We are about the politics of better homes and healthier environments for all. We Greens understand the bitterness that people feel when they work so hard yet their homes and local environments are so blighted by Labour and Tory neglect that they cannot feel any sense of pride. From Westminster, both Labour and Tories run a government of ‘hand-outs’ and false promises of ‘levelling up’. The answer to this political vacuum is not ‘Reform UK’ or right-wing demagoguery (which is always a cover-up for rich vested interests) but green ‘root and branch’ grassroots ‘taking back control’ with communities growing the power and resources to regenerate their homes and environments.

Let’s get real. What kind of patriotism is it that can accept the deaths of children from black mould toxicity in rented homes that are unfit for human consumption? What kind of patriotism is it that has no workable childcare policies to give our families a decent work-life balance? What sort of patriotism is it that six years into an inquiry investigating the 72 avoidable deaths in the Grenfell fire, still has produced no meaningful action to protect other homes? Is it patriotic for decades of Conservative and Labour administrations to have presided over the decimation of our natural home, our environment to the extent that only 53 per cent of British biodiversity is left, 40 per cent of species have declined since 1970 and a quarter of all mammals are at risk of extinction?

What kind of patriotism is it that led to 217,778 excess deaths during the COVID pandemic, the 20th highest figure in the world (according to data from The Economist)? Would you trust either Conservatives or Labour with your health in the very likely event of a further outbreak, given the continuation of mining and other extractive industries in wild areas of high pathogenic risk? 

There is no contradiction between patriotism and internationalism. We admire and respect the values of social and environmental justice wherever they are applied to better the lives of humans, fellow species and our relatives, and the living environments across the planet. The establishment culture of false patriotism shows its true colours as narrow-minded ‘nationalism’ whenever it equates a love of your own country with distrust or fear of others.
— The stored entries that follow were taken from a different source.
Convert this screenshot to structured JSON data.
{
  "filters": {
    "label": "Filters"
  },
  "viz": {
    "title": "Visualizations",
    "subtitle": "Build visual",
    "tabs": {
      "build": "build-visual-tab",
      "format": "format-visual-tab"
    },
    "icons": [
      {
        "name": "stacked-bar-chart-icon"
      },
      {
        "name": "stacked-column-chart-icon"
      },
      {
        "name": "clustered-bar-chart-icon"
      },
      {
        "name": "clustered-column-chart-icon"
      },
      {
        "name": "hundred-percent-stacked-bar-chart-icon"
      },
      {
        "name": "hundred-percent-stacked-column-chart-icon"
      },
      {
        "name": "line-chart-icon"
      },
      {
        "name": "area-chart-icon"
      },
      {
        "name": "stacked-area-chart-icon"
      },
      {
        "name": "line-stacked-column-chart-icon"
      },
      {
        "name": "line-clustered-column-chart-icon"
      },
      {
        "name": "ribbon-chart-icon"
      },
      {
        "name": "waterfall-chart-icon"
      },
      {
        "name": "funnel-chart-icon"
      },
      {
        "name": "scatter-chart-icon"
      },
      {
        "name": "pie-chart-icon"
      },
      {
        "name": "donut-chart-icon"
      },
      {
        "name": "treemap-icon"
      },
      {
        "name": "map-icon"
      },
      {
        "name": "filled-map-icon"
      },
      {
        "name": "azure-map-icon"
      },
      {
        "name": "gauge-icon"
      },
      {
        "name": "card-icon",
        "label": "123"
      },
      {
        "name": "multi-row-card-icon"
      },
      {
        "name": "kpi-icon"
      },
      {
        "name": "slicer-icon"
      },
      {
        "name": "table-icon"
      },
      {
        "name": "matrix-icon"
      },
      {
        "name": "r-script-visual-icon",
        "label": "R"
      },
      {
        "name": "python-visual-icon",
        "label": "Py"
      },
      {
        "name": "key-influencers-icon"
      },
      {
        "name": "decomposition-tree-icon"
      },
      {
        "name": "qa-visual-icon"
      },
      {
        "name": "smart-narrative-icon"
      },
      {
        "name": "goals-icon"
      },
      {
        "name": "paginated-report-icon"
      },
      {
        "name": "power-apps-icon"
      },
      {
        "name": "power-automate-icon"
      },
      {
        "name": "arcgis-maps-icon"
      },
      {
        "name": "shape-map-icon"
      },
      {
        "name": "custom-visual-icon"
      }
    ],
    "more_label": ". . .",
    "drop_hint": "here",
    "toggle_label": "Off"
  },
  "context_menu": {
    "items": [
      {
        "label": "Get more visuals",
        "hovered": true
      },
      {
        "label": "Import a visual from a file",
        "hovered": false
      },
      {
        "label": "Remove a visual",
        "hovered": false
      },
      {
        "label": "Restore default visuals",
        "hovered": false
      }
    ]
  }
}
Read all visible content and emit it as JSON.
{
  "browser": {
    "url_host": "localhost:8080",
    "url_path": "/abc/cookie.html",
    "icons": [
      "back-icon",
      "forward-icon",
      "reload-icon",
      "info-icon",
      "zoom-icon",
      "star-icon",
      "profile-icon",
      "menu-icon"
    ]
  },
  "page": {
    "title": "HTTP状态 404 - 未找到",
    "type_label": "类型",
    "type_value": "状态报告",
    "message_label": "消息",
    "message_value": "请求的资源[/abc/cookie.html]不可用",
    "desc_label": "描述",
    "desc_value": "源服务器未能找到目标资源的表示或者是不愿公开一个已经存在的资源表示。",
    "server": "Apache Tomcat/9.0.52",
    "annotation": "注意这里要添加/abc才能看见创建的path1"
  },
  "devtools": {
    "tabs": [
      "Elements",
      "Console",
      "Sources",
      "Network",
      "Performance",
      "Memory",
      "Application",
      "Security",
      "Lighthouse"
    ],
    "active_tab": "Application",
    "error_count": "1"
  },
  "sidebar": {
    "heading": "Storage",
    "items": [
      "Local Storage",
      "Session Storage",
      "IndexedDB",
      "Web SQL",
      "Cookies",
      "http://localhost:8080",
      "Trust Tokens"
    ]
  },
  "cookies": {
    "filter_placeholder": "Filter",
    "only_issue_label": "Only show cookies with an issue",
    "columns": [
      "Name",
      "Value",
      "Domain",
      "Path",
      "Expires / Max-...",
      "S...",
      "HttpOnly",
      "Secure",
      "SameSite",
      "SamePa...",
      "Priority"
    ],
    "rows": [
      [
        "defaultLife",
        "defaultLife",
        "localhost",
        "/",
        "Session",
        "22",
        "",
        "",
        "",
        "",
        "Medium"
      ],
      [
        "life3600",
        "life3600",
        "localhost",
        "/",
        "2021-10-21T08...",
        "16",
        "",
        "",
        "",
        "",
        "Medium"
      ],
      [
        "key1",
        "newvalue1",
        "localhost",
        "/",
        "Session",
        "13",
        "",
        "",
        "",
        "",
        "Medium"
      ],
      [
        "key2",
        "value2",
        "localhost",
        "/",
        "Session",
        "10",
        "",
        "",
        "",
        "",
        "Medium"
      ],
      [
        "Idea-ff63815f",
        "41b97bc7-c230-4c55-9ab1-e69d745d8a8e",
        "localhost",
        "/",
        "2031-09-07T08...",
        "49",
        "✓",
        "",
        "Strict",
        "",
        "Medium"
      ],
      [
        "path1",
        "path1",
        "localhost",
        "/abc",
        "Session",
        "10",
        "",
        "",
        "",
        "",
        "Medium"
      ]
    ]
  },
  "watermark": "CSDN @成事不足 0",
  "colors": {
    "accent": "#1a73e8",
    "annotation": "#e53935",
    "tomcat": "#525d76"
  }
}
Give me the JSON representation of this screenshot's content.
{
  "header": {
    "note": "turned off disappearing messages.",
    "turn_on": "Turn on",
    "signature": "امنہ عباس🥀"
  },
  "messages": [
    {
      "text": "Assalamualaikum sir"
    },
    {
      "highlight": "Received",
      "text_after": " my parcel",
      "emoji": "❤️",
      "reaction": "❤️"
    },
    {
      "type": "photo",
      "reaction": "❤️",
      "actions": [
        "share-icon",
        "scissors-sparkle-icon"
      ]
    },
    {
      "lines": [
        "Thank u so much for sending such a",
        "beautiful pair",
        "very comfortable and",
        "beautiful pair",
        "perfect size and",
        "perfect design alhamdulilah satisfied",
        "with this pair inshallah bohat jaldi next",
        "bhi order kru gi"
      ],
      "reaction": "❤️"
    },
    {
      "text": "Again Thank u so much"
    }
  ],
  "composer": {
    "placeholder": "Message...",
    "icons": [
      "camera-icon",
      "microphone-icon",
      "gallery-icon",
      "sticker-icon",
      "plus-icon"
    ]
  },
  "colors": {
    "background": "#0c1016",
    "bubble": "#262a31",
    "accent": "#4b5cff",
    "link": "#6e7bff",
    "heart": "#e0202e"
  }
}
 The British ‘Home’ Secretary (there’s an interesting irony) recently claimed 100 million refugees are ‘coming here’, outrageous fear-mongering, without an iota of empathy. But, like every right-wing trope, underneath lies a real problem populism cannot solve. The United Nations estimates there are approximately 21 million climate refugees currently around the world, and that this number could increase to one billion by 2050. In this scale of loss of somewhere to call home, squabbling over ‘stop the boats’ looks as politically insightful as Canute ordering the waves to stop. Surely this is where we urgently need Green Earth Patriotism which understands that meaningful investment in safe homes in healthy environments planet-wide is the only sustainable solution.

Green politics is not ‘wishful thinking’ or ‘pie in the sky’. It is about bringing communities together and empowering them to solve ‘quality of life’ issues as everyday and urgent as homes, health and the environment. As I have tried to argue here this politics is driven by a sense of love and hope, an organic patriotism for ‘place’, both on our local doorsteps and across this planet we call home.